A former feature film and TV director, Greenwald, who made “The Burning Bed,” a seminal 1984 television movie about a battered wife played by Farrah Fawcett, started the nonprofit Brave New Films in 2005. The company’s documentaries about politics and social justice include long films and short videos on voter suppression, Fox News’ conservative bias, racism, reproductive rights, gun violence, the Afghanistan and Iraq wars and the prison system. Greenwald is an itinerant, old-school muckraker, working with small crews, sometimes only himself, to tell stories of oppression and threats to democracy from those who often are not heard.

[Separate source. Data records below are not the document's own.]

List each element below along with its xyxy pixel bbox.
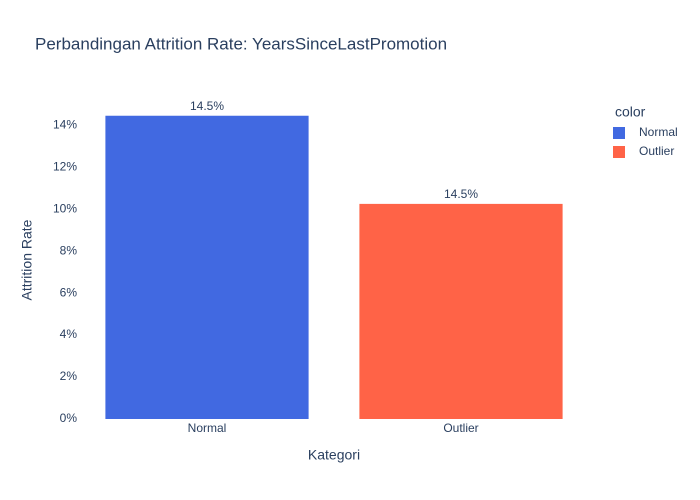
legend-label: Outlier (639, 144, 674, 158)
chart-title: Perbandingan Attrition Rate: YearsSinceL… (35, 34, 447, 53)
bar-text: 14.5% (444, 187, 478, 201)
y-tick-label: 12% (53, 159, 77, 173)
bar (359, 203, 563, 419)
bar (105, 115, 309, 419)
x-tick-label: Normal (188, 421, 227, 435)
legend-title: color (615, 104, 646, 120)
y-tick-label: 2% (60, 369, 78, 383)
y-tick-label: 0% (60, 411, 78, 425)
legend-swatch (613, 146, 625, 158)
legend-label: Normal (639, 125, 678, 139)
y-tick-label: 10% (53, 201, 77, 215)
y-tick-label: 4% (60, 327, 78, 341)
bar-text: 14.5% (190, 99, 224, 113)
x-tick-label: Outlier (443, 421, 478, 435)
y-axis-title: Attrition Rate (19, 219, 35, 300)
y-tick-label: 6% (60, 285, 78, 299)
x-axis-title: Kategori (308, 447, 360, 463)
legend-swatch (613, 127, 625, 139)
y-tick-label: 8% (60, 243, 78, 257)
y-tick-label: 14% (53, 117, 77, 131)
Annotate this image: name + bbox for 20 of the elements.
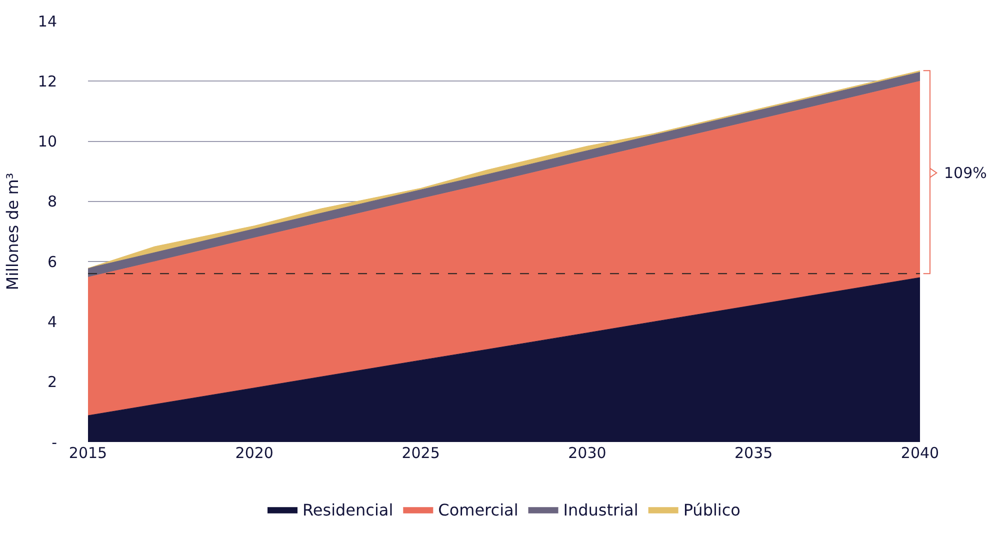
x-tick-label: 2015 — [68, 444, 108, 462]
y-axis-title: Millones de m³ — [2, 172, 22, 290]
x-tick-label: 2035 — [734, 444, 773, 462]
legend-label: Comercial — [438, 500, 518, 520]
x-tick-label: 2020 — [235, 444, 274, 462]
x-tick-label: 2025 — [402, 444, 440, 462]
legend-label: Público — [683, 500, 740, 520]
y-tick-label: 10 — [38, 132, 57, 151]
y-tick-label: 14 — [38, 12, 57, 30]
y-tick-label: - — [52, 433, 57, 452]
y-tick-label: 4 — [47, 312, 57, 331]
x-tick-label: 2040 — [900, 444, 940, 462]
y-tick-label: 2 — [47, 373, 57, 392]
y-tick-label: 8 — [47, 192, 57, 211]
x-tick-label: 2030 — [568, 444, 606, 462]
annotation: 109% — [944, 164, 987, 182]
legend-label: Residencial — [302, 500, 394, 520]
y-tick-label: 6 — [47, 252, 57, 271]
legend-label: Industrial — [563, 500, 638, 520]
y-tick-label: 12 — [38, 72, 57, 90]
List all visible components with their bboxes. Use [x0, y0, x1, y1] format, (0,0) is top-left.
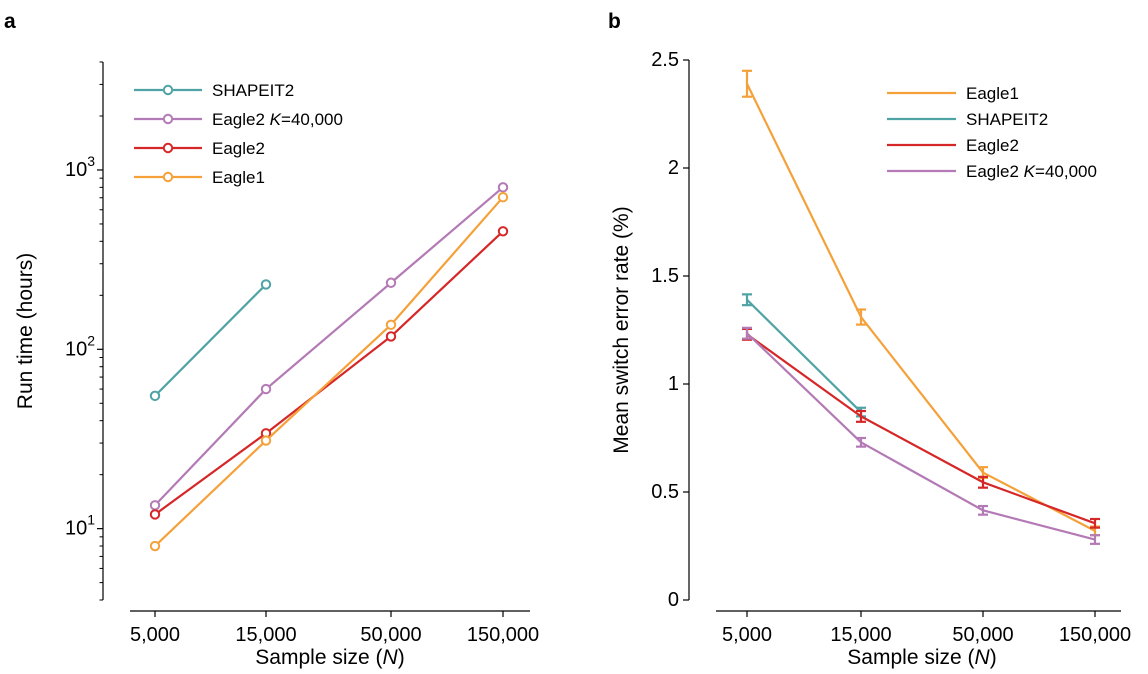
data-point-eagle2	[385, 331, 397, 342]
x-tick-label: 5,000	[722, 624, 772, 646]
data-point-eagle2-k-40-000	[497, 182, 509, 193]
y-axis-title: Run time (hours)	[14, 253, 37, 409]
y-tick-label: 0.5	[651, 481, 679, 503]
legend-label-eagle2: Eagle2	[966, 136, 1019, 155]
y-tick-label: 2	[668, 157, 679, 179]
series-line-eagle2-k-40-000	[154, 186, 504, 507]
chart-panel-b: 0 0.5 1 1.5 2 2.5 5,000 15,000 50,000 150,000 Samp…	[610, 49, 1131, 669]
data-point-shapeit2	[260, 279, 272, 290]
y-tick-label: 2.5	[651, 49, 679, 71]
legend-marker-eagle2-k-40-000	[162, 113, 174, 125]
legend-label-eagle2-k-40-000: Eagle2 K=40,000	[212, 110, 343, 129]
y-tick-label: 1	[668, 373, 679, 395]
data-point-eagle1	[385, 319, 397, 330]
x-tick-label: 5,000	[130, 624, 180, 646]
series-line-eagle2-k-40-000	[746, 332, 1096, 541]
data-point-eagle2	[497, 226, 509, 237]
x-axis-title: Sample size (N)	[255, 646, 404, 669]
series-line-eagle1	[746, 83, 1096, 532]
data-point-eagle2-k-40-000	[260, 383, 272, 395]
series-line-shapeit2	[154, 283, 267, 397]
legend-marker-shapeit2	[162, 84, 174, 96]
y-tick-label: 101	[65, 512, 95, 540]
x-axis-title: Sample size (N)	[847, 646, 996, 669]
series-line-eagle2	[746, 333, 1096, 525]
legend-label-eagle2-k-40-000: Eagle2 K=40,000	[966, 162, 1097, 181]
data-point-eagle2-k-40-000	[149, 500, 161, 511]
data-point-eagle2	[149, 509, 161, 520]
x-tick-label: 50,000	[952, 624, 1013, 646]
legend-label-eagle1: Eagle1	[212, 168, 265, 187]
y-tick-label: 103	[65, 153, 95, 181]
data-point-eagle2-k-40-000	[385, 277, 397, 288]
series-line-shapeit2	[746, 298, 862, 413]
series-line-eagle2	[154, 230, 504, 516]
y-tick-label: 0	[668, 589, 679, 611]
y-tick-label: 1.5	[651, 265, 679, 287]
chart-panel-a: 101 102 103 5,000 15,000 50,000 150,000 Sample …	[14, 61, 539, 669]
x-tick-label: 150,000	[1059, 624, 1131, 646]
data-point-eagle1	[497, 191, 509, 203]
y-axis-title: Mean switch error rate (%)	[610, 206, 633, 453]
panel-letter-b: b	[608, 10, 621, 33]
x-tick-label: 15,000	[830, 624, 891, 646]
legend-label-shapeit2: SHAPEIT2	[212, 81, 294, 100]
legend-marker-eagle2	[162, 142, 174, 154]
panel-letter-a: a	[4, 10, 16, 33]
legend-label-eagle1: Eagle1	[966, 84, 1019, 103]
legend-label-shapeit2: SHAPEIT2	[966, 110, 1048, 129]
series-line-eagle1	[154, 196, 504, 547]
legend-marker-eagle1	[162, 171, 174, 183]
legend-label-eagle2: Eagle2	[212, 139, 265, 158]
x-tick-label: 150,000	[467, 624, 539, 646]
y-tick-label: 102	[65, 332, 95, 360]
data-point-eagle1	[260, 435, 272, 446]
data-point-shapeit2	[149, 390, 161, 402]
x-tick-label: 50,000	[360, 624, 421, 646]
data-point-eagle1	[149, 540, 161, 552]
x-tick-label: 15,000	[235, 624, 296, 646]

He has been demonized by his enemies, mostly those on the right. Former Fox News host Bill O’Reilly called Greenwald “absurdly dishonest” and a “fanatical leftist who is obsessed with Fox News.” Greenwald’s documentary on the political power of conservative billionaire brothers Charles and David Koch drew a rebuke from their lawyer, who accused him of “harassing behavior” and “the derivative rehashing of distortions and fabrications made by far-left bloggers.”
The “Carroll v. Trump” film is his latest attempt to micro-target certain audiences through social media to get a message across in a highly interactive digital age. With a production budget of about $20,000, Greenwald, who is attuned to algorithms, released the film in its entirety but also edited parts to fit the time, content and style characteristics of various platforms. “TikTok is a different audience than Facebook,” he said, “so that becomes a real challenge. It’s definitely not one size fits all. … It’s breaking out of conventional thinking.”
Like many documentary filmmakers, Greenwald has faced what he called “a radical cutback in funding” at a time when some progressive donors and foundations are burned out on politics while seeing little return for their investments. He gave up his Culver City office — “we’re working 100 percent virtual” — and reduced his staff from 22 to five. He hired less expensive freelancers to work on the “Carroll v. Trump” film, including a graphic designer from Kosovo, an editor from Utah and a researcher from Bolivia.
“It’s wild,” he said. “You can get talented people, but the water cooler effect is gone.”
“Carroll v. Trump” fit Greenwald’s aesthetic and his pocketbook. It is minimalist, he said, noting that one of his biggest influences is Claude Lanzmann, who directed “Shoah,” a nine-hour documentary on recollections of the Holocaust. Greenwald wanted his film to evoke a similar feel. Burstyn, Hahn and Underwood are alone in each shot. There’s little music and almost no graphics, as if one were wandering down a dark hall encountering illuminated faces telling a cruel story while pointing the way.
The intent, he said, was not to manipulate the viewer but to strip everything away “to get into her [Carroll’s] soul.”
He hopes the film will lead people to vote. “We’re constantly asking ourselves what success is,” said Greenwald, who is reading “The Body Keeps the Score,” a book about healing trauma. “The numbers we’re reaching show we are being successful.” He added that using social media “is a mixed bag,” like relying “on a trusted messenger” to route information to audiences that are connected to one another. “It’s essentially,” he said, “word of mouth.”